Além de Migotto, portalegrenses como Jorge Furtado, Giba Assis Brasil, Ana Luiza Azevedo, Nelson Diniz e tantos outros cineastas e atores nunca trocaram a capital dos gaúchos pelo Rio ou São Paulo.

O diretor Boca Migotto e equipe de “Um Certo Cinema Gaúcho de Porto Alegre” © Ticiane da Silva/Agência Pressphoto

O terceiro filme da competição – “Acidente”, de Bruno Carboni – participou ano passado do Cine Ceará. Trata-se de ficção que envolve o trânsito pela cidade (Porto Alegre), relações homoafetivas e a produção de imagens.

Tudo começa quando uma motorista, que dirige ao lado filho, atropela uma ciclista.
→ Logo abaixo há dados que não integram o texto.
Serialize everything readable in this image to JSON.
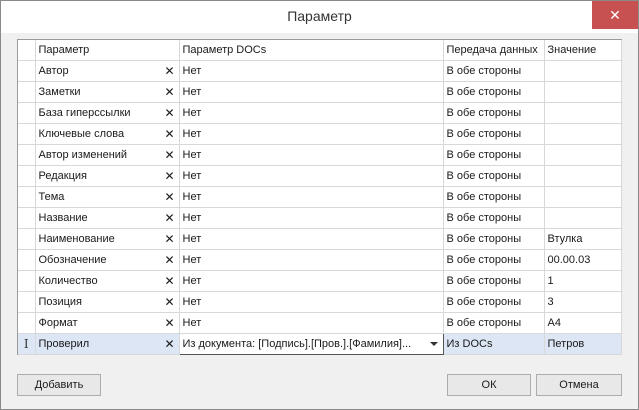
{
  "window": {
    "title": "Параметр",
    "close_glyph": "✕"
  },
  "table": {
    "columns": [
      "Параметр",
      "Параметр DOCs",
      "Передача данных",
      "Значение"
    ],
    "rows": [
      {
        "param": "Автор",
        "docs": "Нет",
        "transfer": "В обе стороны",
        "value": ""
      },
      {
        "param": "Заметки",
        "docs": "Нет",
        "transfer": "В обе стороны",
        "value": ""
      },
      {
        "param": "База гиперссылки",
        "docs": "Нет",
        "transfer": "В обе стороны",
        "value": ""
      },
      {
        "param": "Ключевые слова",
        "docs": "Нет",
        "transfer": "В обе стороны",
        "value": ""
      },
      {
        "param": "Автор изменений",
        "docs": "Нет",
        "transfer": "В обе стороны",
        "value": ""
      },
      {
        "param": "Редакция",
        "docs": "Нет",
        "transfer": "В обе стороны",
        "value": ""
      },
      {
        "param": "Тема",
        "docs": "Нет",
        "transfer": "В обе стороны",
        "value": ""
      },
      {
        "param": "Название",
        "docs": "Нет",
        "transfer": "В обе стороны",
        "value": ""
      },
      {
        "param": "Наименование",
        "docs": "Нет",
        "transfer": "В обе стороны",
        "value": "Втулка"
      },
      {
        "param": "Обозначение",
        "docs": "Нет",
        "transfer": "В обе стороны",
        "value": "00.00.03"
      },
      {
        "param": "Количество",
        "docs": "Нет",
        "transfer": "В обе стороны",
        "value": "1"
      },
      {
        "param": "Позиция",
        "docs": "Нет",
        "transfer": "В обе стороны",
        "value": "3"
      },
      {
        "param": "Формат",
        "docs": "Нет",
        "transfer": "В обе стороны",
        "value": "А4"
      },
      {
        "param": "Проверил",
        "docs": "Из документа: [Подпись].[Пров.].[Фамилия]...",
        "transfer": "Из DOCs",
        "value": "Петров"
      }
    ],
    "remove_glyph": "✕",
    "edit_cursor_glyph": "I"
  },
  "buttons": {
    "add": "Добавить",
    "ok": "ОК",
    "cancel": "Отмена"
  }
}
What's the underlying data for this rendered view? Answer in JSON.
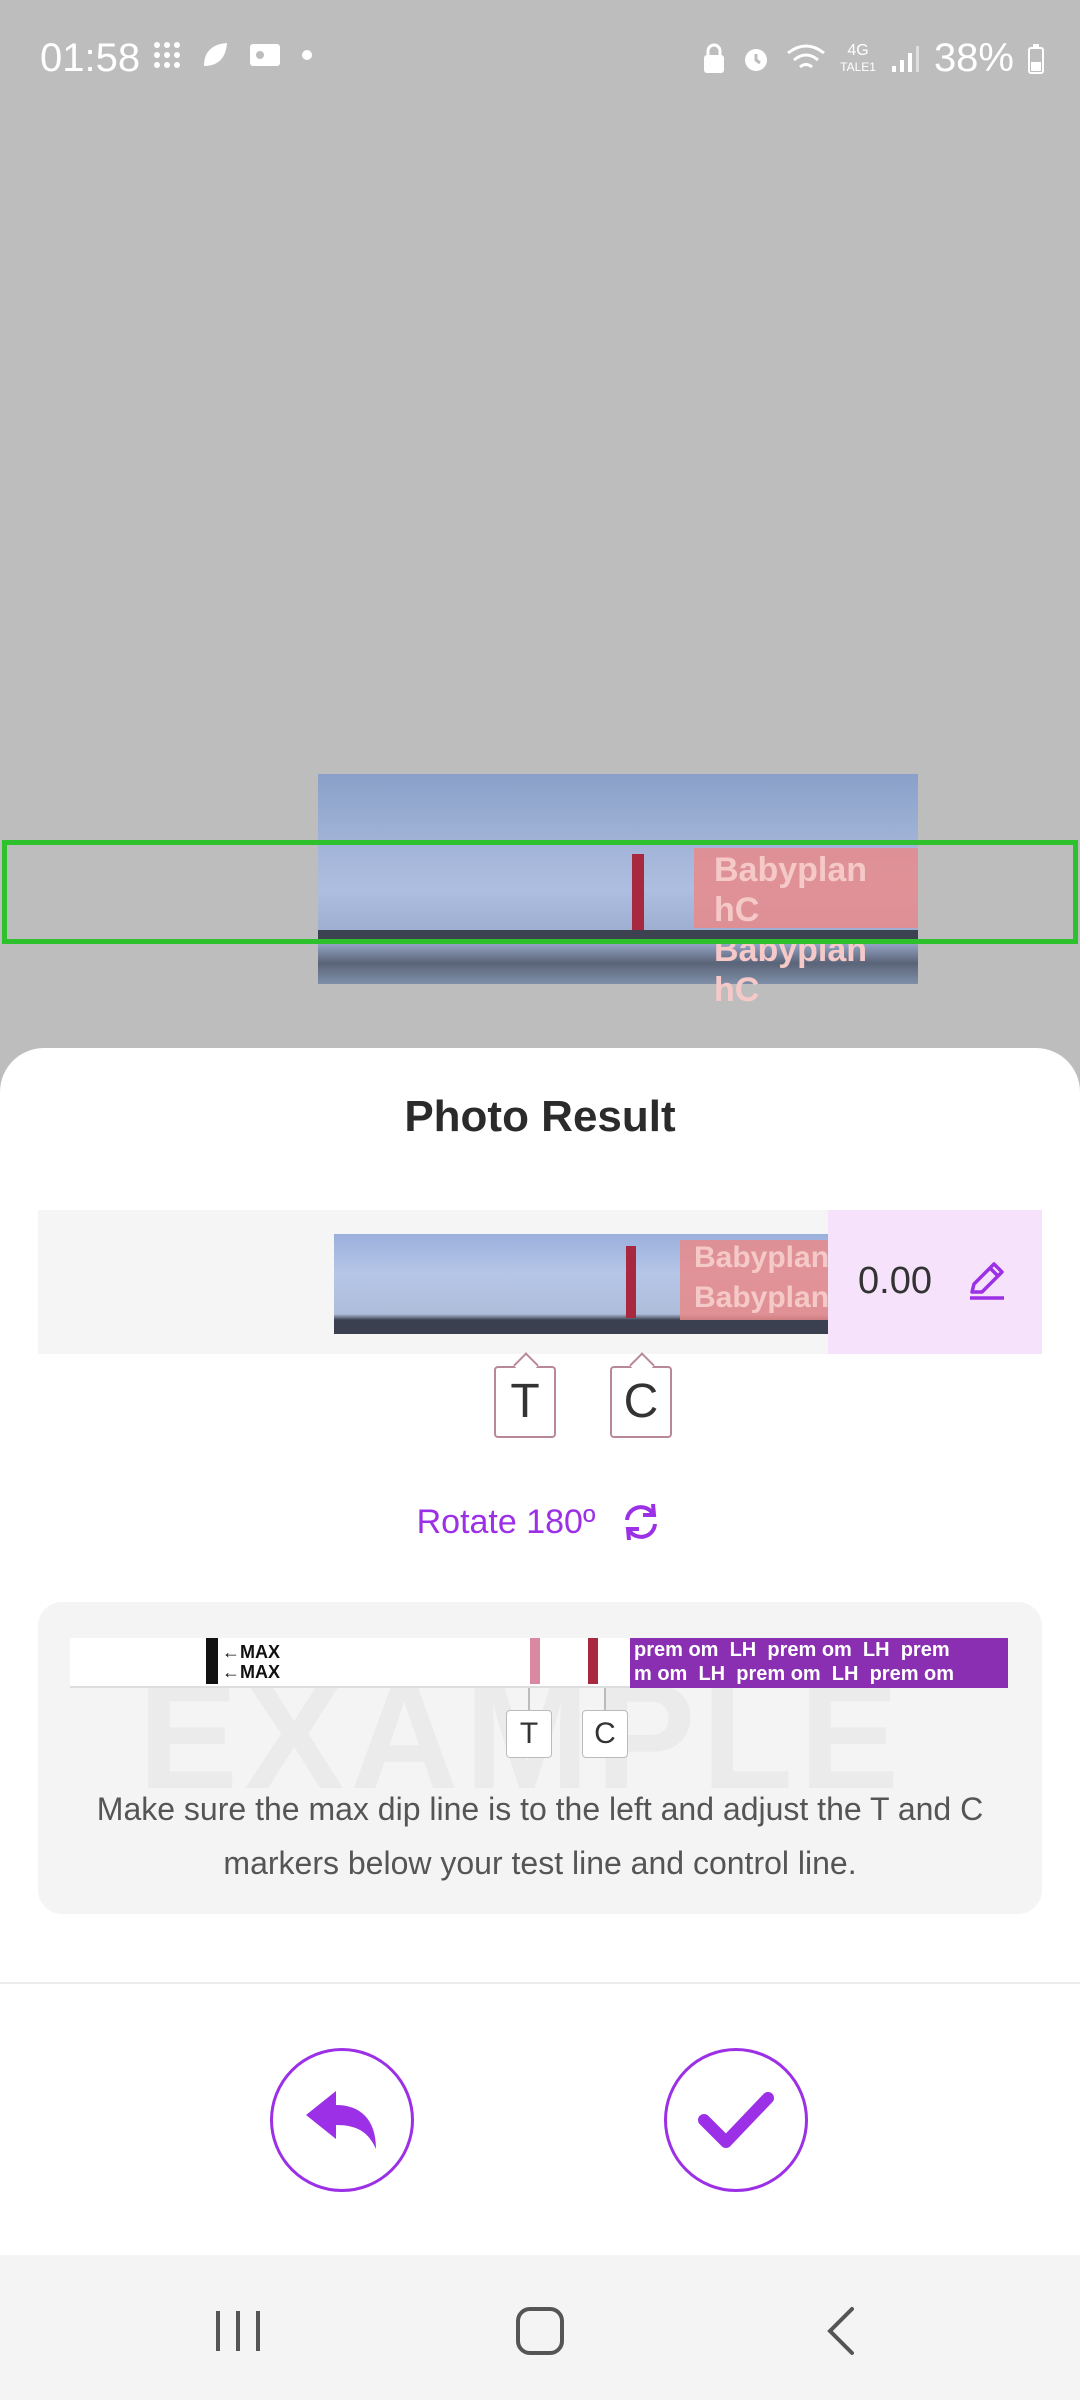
{
  "status_bar": {
    "time": "01:58",
    "battery": "38%",
    "network_label": "4G",
    "network_sub": "TALE1"
  },
  "photo": {
    "brand_line1": "Babyplan hC",
    "brand_line2": "Babyplan hC"
  },
  "sheet": {
    "title": "Photo Result",
    "result_value": "0.00",
    "marker_t": "T",
    "marker_c": "C",
    "result_brand_line1": "Babyplan",
    "result_brand_line2": "Babyplan",
    "rotate_label": "Rotate 180º",
    "example": {
      "watermark": "EXAMPLE",
      "max_line1": "←MAX",
      "max_line2": "←MAX",
      "brand_line1": "prem om  LH  prem om  LH  prem",
      "brand_line2": "m om  LH  prem om  LH  prem om",
      "marker_t": "T",
      "marker_c": "C",
      "caption": "Make sure the max dip line is to the left and adjust the T and C markers below your test line and control line."
    }
  },
  "colors": {
    "accent": "#9b30e6",
    "frame": "#2ec12e",
    "value_bg": "#f6e3fb"
  },
  "icons": {
    "edit": "pencil-icon",
    "rotate": "rotate-icon",
    "back": "undo-arrow-icon",
    "confirm": "checkmark-icon"
  }
}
Ou melhor, a arremessa sobre o capô do carro e, sem prestar socorro, segue em movimento. A moça sofre escoriações, mas mesmo atrasada e abalada, cumprirá sua missão (traduzir conferência de convidado estrangeiro).

O menino, de celular sempre à mão, gravara o acidente e o disponibilizara no espaço digital. A repercussão será grande. A acidentada e o menino (louco por imagens) vão encontrar-se. Seres melancólicos, eles buscarão algum tipo de entendimento.

O filme soma duas camadas – a dos afetos e a metalinguística. Sim, “O Acidente” é também um filme sobre o próprio cinema. Sobre a produção de imagens num mundo cada vez mais saturado por elas.

Dois longas-metragens completarão a disputa: o documentário “Sobreviventes do Pampa“, de Rogério Rodrigues, e o híbrido “Hamlet”, de Zeca Brito, no qual Jean-Claude Bernardet faz participação especial.